Heaven-blame is a scathing of forest and heath
and even clumps of spinifex edging rolling desert;
each battlefield mock-up to feel terrain sucked
away (a new uranium mine will open deep
in Western Australia) to little denial, little
weeping or bursting of the ranks; think:
what is work and who does work work for?
My father was a workaholic, my mother
works into her senior years, I work through
the night, and shiftworkers flying around the clock
make life about the life-altars of uranium oxide:
I was hideously exposed in my teenage years.
Myriad double-take, retaking of taken land:
firesale and compensation: digging deep to test
depth of the sign, marker of land and lines.
Lacking skin, lacking totem, lacking expressions
of light where growth begins, nothing is glorious;
those legions of state that would empty me out
into the borrow pit, so shorter days getting longer
in penumbra, exile outcast to blow channels
wide open, to excise and ‘repossess their
native seat’ — no question, just deliverance
of paternal facts (witness Four Corners forrestry);
throne; who sits where sits paternal overhang,
extended through funeral claims; who knows,
maybe pity beats deep unless profit plays havoc,
plays variations or riffs on stories: evidence
is the court’s maverick play, is the specialist’s boon,
is the shunning arriviste counterseal to have
a workforce, a New Slavery where pay is all prophecy,
is all Brave New Worlds and Nineteen-Eighty Fours
rolled over: New Slavery landless in ways
that count; repute custom consent regal concealed
billionaire monarch butterfly off course
aflame; rife rife rife rife rife rife rife rife
as sons as generations of hymns and songs
and daughters left in shade where the hills have
gone concave; onward Christian soldiers all things
bright and beautiful in your backyard you measured
out and made yourself; ‘spirits in bondage’ take your
seats at the table, this is the best offa ya gunna get: work
choices red as iron, red as the lips that tell you what’s
good for you: ‘money is not the answer’ from the obscenely
rich should shake the bones supporting such lips: Warhol’s
factory implosion: abyss war abyss: who spake?
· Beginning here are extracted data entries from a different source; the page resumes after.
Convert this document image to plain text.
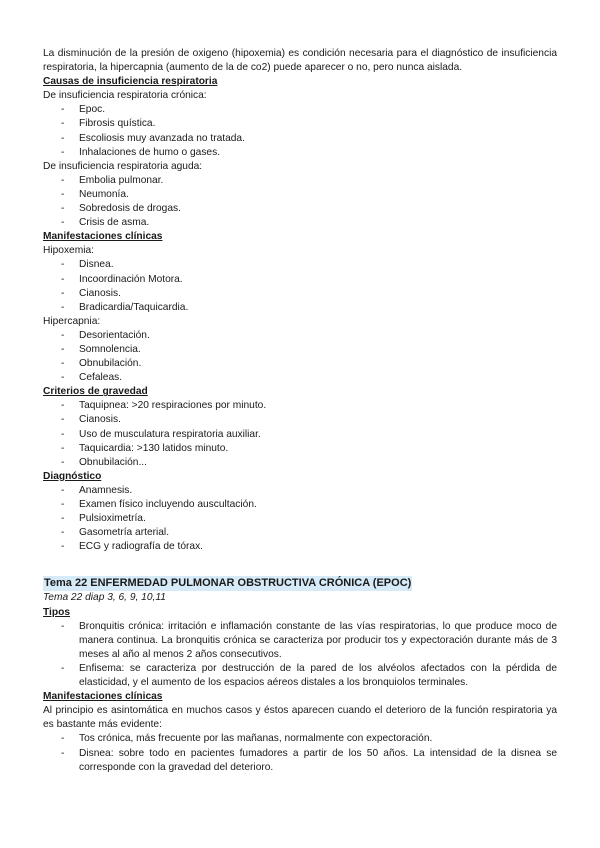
La disminución de la presión de oxigeno (hipoxemia) es condición necesaria para el diagnóstico de insuficiencia respiratoria, la hipercapnia (aumento de la de co2) puede aparecer o no, pero nunca aislada.

Causas de insuficiencia respiratoria

De insuficiencia respiratoria crónica:

- Epoc.
- Fibrosis quística.
- Escoliosis muy avanzada no tratada.
- Inhalaciones de humo o gases.

De insuficiencia respiratoria aguda:

- Embolia pulmonar.
- Neumonía.
- Sobredosis de drogas.
- Crisis de asma.

Manifestaciones clínicas

Hipoxemia:

- Disnea.
- Incoordinación Motora.
- Cianosis.
- Bradicardia/Taquicardia.

Hipercapnia:

- Desorientación.
- Somnolencia.
- Obnubilación.
- Cefaleas.

Criterios de gravedad

- Taquipnea: >20 respiraciones por minuto.
- Cianosis.
- Uso de musculatura respiratoria auxiliar.
- Taquicardia: >130 latidos minuto.
- Obnubilación...

Diagnóstico

- Anamnesis.
- Examen físico incluyendo auscultación.
- Pulsioximetría.
- Gasometría arterial.
- ECG y radiografía de tórax.
Tema 22 ENFERMEDAD PULMONAR OBSTRUCTIVA CRÓNICA (EPOC)

Tema 22 diap 3, 6, 9, 10,11

Tipos

- Bronquitis crónica: irritación e inflamación constante de las vías respiratorias, lo que produce moco de manera continua. La bronquitis crónica se caracteriza por producir tos y expectoración durante más de 3 meses al año al menos 2 años consecutivos.
- Enfisema: se caracteriza por destrucción de la pared de los alvéolos afectados con la pérdida de elasticidad, y el aumento de los espacios aéreos distales a los bronquiolos terminales.

Manifestaciones clínicas

Al principio es asintomática en muchos casos y éstos aparecen cuando el deterioro de la función respiratoria ya es bastante más evidente:

- Tos crónica, más frecuente por las mañanas, normalmente con expectoración.
- Disnea: sobre todo en pacientes fumadores a partir de los 50 años. La intensidad de la disnea se corresponde con la gravedad del deterioro.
Flaming swords — billions — are inevitable
in the swirl of being heard and lullifying:
the cherubim’s glorious cancelling out,
‘illumined hell’ and the hill hideaway
flattened out by the rolling smoke,
grisly leftovers of the hunter’s assignation
(one of the BOYS tried to run me down
but covered his action by keeping his line
and not following my steps onto the gravel).
The surveillance aircraft that grids us flies
its ‘glossy scurf’ of boundaries, and the truth
of womb envy plays out in HIS great ore
belly, his cultural involution he makes us
understand: capitalising sulphur, who could
speak more clearly of mining worship: ‘pioneers
of spade and pickaxe armed’: trenches and
all the metallic dead, all the metallic dead.